Garin menyebut "sanak kadang" sebagai kekuatan Komunitas Lima Gunung, termasuk kekuatan mereka untuk membangun regenerasi yang bersumber dari kodrat gunung. Ia menggambarkan letusan gunung sebagai siklus kehidupan alam dan manusianya.

"Sifat 'sanak kadang' menjadi persaudaraan Lima Gunung, modal besar masyarakat gunung. Gunung selalu luar biasa dalam sejarah Indonesia. Wayang ada gunungan untuk memulai dan menutup pementasan. Teman-teman Lima Gunung mempunyai berkah yang luar biasa," ujarnya.

Mbah Jumo saat memimpin ritual ketiga, berupa prosesi "Ondo Kencono Sanak Kadang Lima Gunung" di arena Festival Lima Gunung 2014, dalam bahasa Jawa mengucapkan doa secara kejawen untuk berkah, keselamatan, dan kebahagiaan mereka semua bersama keluarga masing-masing, yang hadir pada pesta kesenian dan budaya Lima Gunung.

Ritual pertama dalam rangkaian kirab seniman Komunitas Lima Gunung di perempatan jalan dusun setempat, kedua di pendapa sederhana Sanggar Warangan Merbabu, dan ketiga di arena panggung festival di bawah pepohonan cengkih.

Kata-kata "sanak kadang" berulang-ulang meluncur dengan lancar dari mulut lelaki berumur 57 tahun yang mengenakan pakaian adat Jawa itu, mengiring penyebutan para cikal bakal Dusun Warangan, seperti Kiai Dalem Pendek, Kiai dan Nyai Sindusekti, Kiai dan Nyai Rumput, dan Kiai Sriyun yang dimakamkan di kolam dusun setempat.

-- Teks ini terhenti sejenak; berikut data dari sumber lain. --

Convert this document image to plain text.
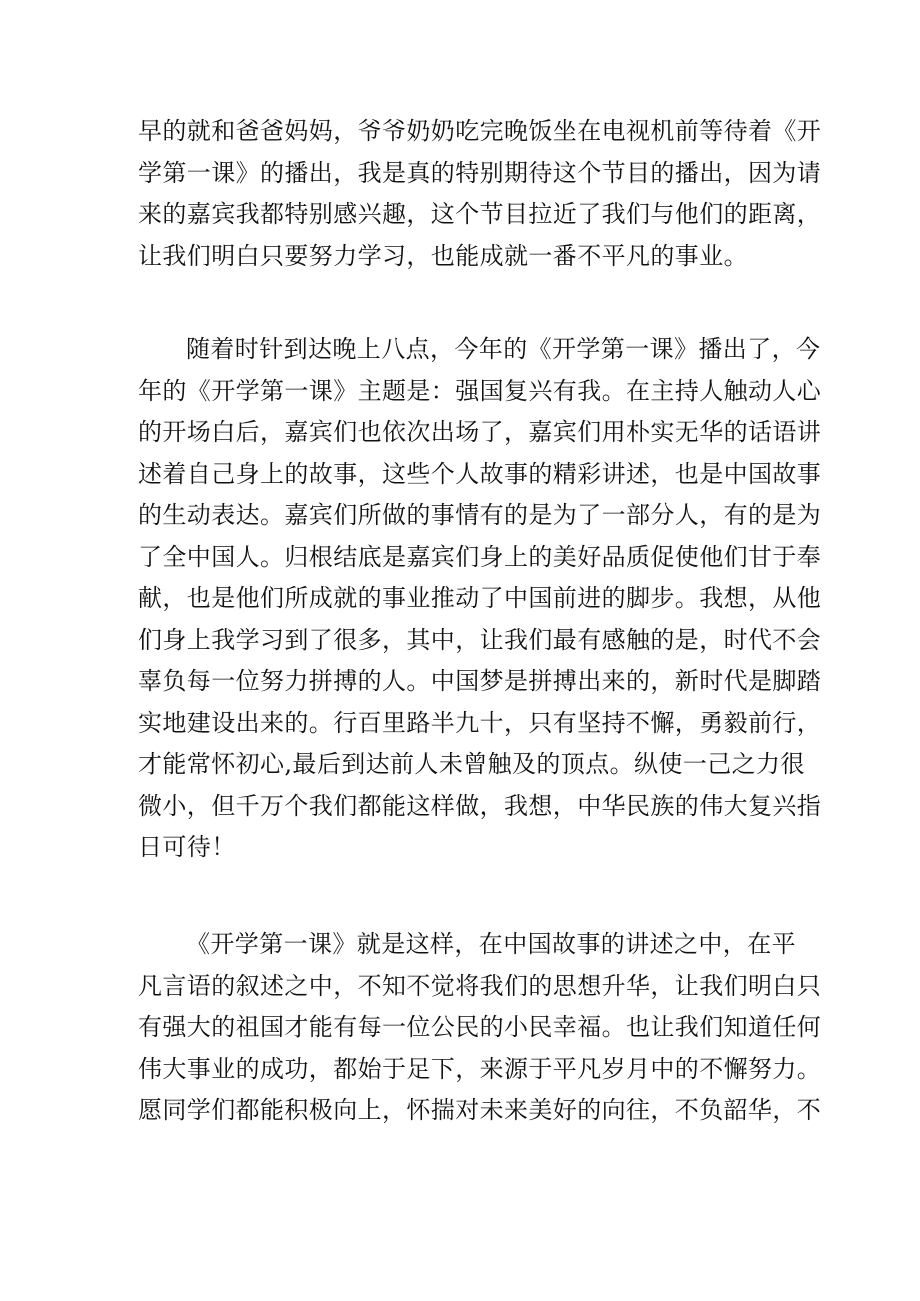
早的就和爸爸妈妈，爷爷奶奶吃完晚饭坐在电视机前等待着《开
学第一课》的播出，我是真的特别期待这个节目的播出，因为请
来的嘉宾我都特别感兴趣，这个节目拉近了我们与他们的距离，
让我们明白只要努力学习，也能成就一番不平凡的事业。
随着时针到达晚上八点，今年的《开学第一课》播出了，今
年的《开学第一课》主题是：强国复兴有我。在主持人触动人心
的开场白后，嘉宾们也依次出场了，嘉宾们用朴实无华的话语讲
述着自己身上的故事，这些个人故事的精彩讲述，也是中国故事
的生动表达。嘉宾们所做的事情有的是为了一部分人，有的是为
了全中国人。归根结底是嘉宾们身上的美好品质促使他们甘于奉
献，也是他们所成就的事业推动了中国前进的脚步。我想，从他
们身上我学习到了很多，其中，让我们最有感触的是，时代不会
辜负每一位努力拼搏的人。中国梦是拼搏出来的，新时代是脚踏
实地建设出来的。行百里路半九十，只有坚持不懈，勇毅前行，
才能常怀初心,最后到达前人未曾触及的顶点。纵使一己之力很
微小，但千万个我们都能这样做，我想，中华民族的伟大复兴指
日可待！
《开学第一课》就是这样，在中国故事的讲述之中，在平
凡言语的叙述之中，不知不觉将我们的思想升华，让我们明白只
有强大的祖国才能有每一位公民的小民幸福。也让我们知道任何
伟大事业的成功，都始于足下，来源于平凡岁月中的不懈努力。
愿同学们都能积极向上，怀揣对未来美好的向往，不负韶华，不
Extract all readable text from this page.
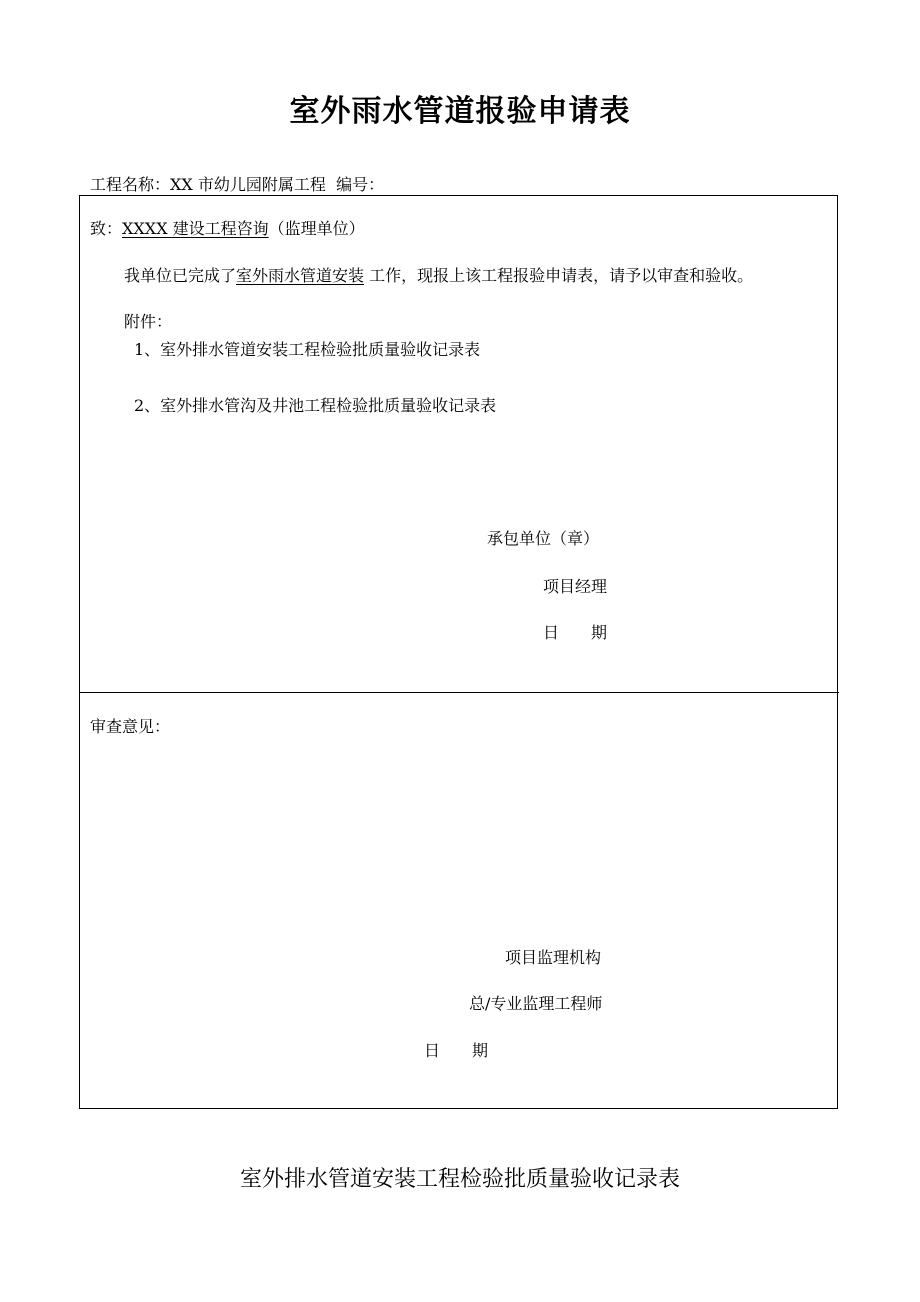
室外雨水管道报验申请表
工程名称：XX 市幼儿园附属工程 编号：
致：XXXX 建设工程咨询（监理单位）
我单位已完成了室外雨水管道安装 工作，现报上该工程报验申请表，请予以审查和验收。
附件：
1、室外排水管道安装工程检验批质量验收记录表
2、室外排水管沟及井池工程检验批质量验收记录表
承包单位（章）
项目经理
日　　期
审查意见：
项目监理机构
总/专业监理工程师
日　　期
室外排水管道安装工程检验批质量验收记录表
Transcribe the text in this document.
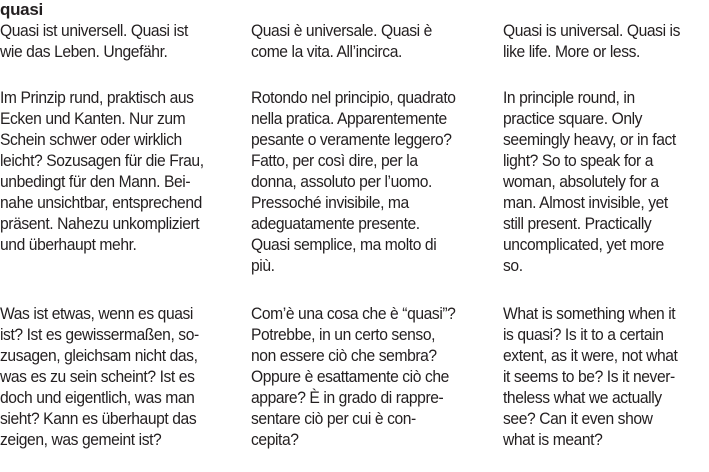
quasi
Quasi ist universell. Quasi ist
wie das Leben. Ungefähr.
Im Prinzip rund, praktisch aus
Ecken und Kanten. Nur zum
Schein schwer oder wirklich
leicht? Sozusagen für die Frau,
unbedingt für den Mann. Bei-
nahe unsichtbar, entsprechend
präsent. Nahezu unkompliziert
und überhaupt mehr.
Was ist etwas, wenn es quasi
ist? Ist es gewissermaßen, so-
zusagen, gleichsam nicht das,
was es zu sein scheint? Ist es
doch und eigentlich, was man
sieht? Kann es überhaupt das
zeigen, was gemeint ist?
Quasi è universale. Quasi è
come la vita. All’incirca.
Rotondo nel principio, quadrato
nella pratica. Apparentemente
pesante o veramente leggero?
Fatto, per così dire, per la
donna, assoluto per l’uomo.
Pressoché invisibile, ma
adeguatamente presente.
Quasi semplice, ma molto di
più.
Com’è una cosa che è “quasi”?
Potrebbe, in un certo senso,
non essere ciò che sembra?
Oppure è esattamente ciò che
appare? È in grado di rappre-
sentare ciò per cui è con-
cepita?
Quasi is universal. Quasi is
like life. More or less.
In principle round, in
practice square. Only
seemingly heavy, or in fact
light? So to speak for a
woman, absolutely for a
man. Almost invisible, yet
still present. Practically
uncomplicated, yet more
so.
What is something when it
is quasi? Is it to a certain
extent, as it were, not what
it seems to be? Is it never-
theless what we actually
see? Can it even show
what is meant?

"'Mugi kasuwun berkahipun, kasuwun donganipun kangge para sanak kadang saking Lima Gunung. Mugi-mugi tinebihing sambekala, kacaketna rahayu slamet saking kersaning Gusti, ngawontenaken tumbasing peken, kangge lelampahan saben dintenipun para sanak kadang saking Lima Gunung'," katanya yang kira-kira maksudnya memohon berkah dan doa untuk Komunitas Lima Gunung agar terjauhkan dari marabahaya dan mendapatkan rahayu serta keselamatan dari Tuhan.

Doa kejawen berupa permohonan berkah dari Tuhan untuk semua yang hadir dalam festival itu juga terucap dalam kalimat Mbah Jumo.

"'Mugi-mugi anggepinun pados pangupo jiwa sedaya Lima Gunung lan sumrambah dhateng para pengunjung, tamu saking pundi papan dumugi mriki, kulo nyuwunaken kaliyan Gusti, mugi-mugi Gusti maringi berkah, dipun paringi rejeki ingkang manfangat kangge kecekapan kluwarga samangke, dipun tularaken dhateng putra wayah. Mugi-mugi dipun paringi adhem, ayem, tentrem anggenipun bale wisma, tuwuh anggenipun karang kitri, pertanian, dagang, Mas wartawan sedaya dipun paringi lancar sedaya, ampun ngantos wonten saru, siku. Sedaya dipun paringi wilujeng'," paparnya.

Maksud ungkapan doa itu kira-kira berupa permohonan agar para tamu festival yang datang ke Warangan Merbabu mendapatkan berkah keselamatan, lancar dalam menjalani pekerjaan sehari-hari, dan beroleh rezeki yang cukup serta bermanfaat untuk keluarga masing-masing.

"'Rahayu.... rahayu... Slamet! Saking kersanipun (Dari kehendak, red.) Gusti'," kata Mbah Jumo.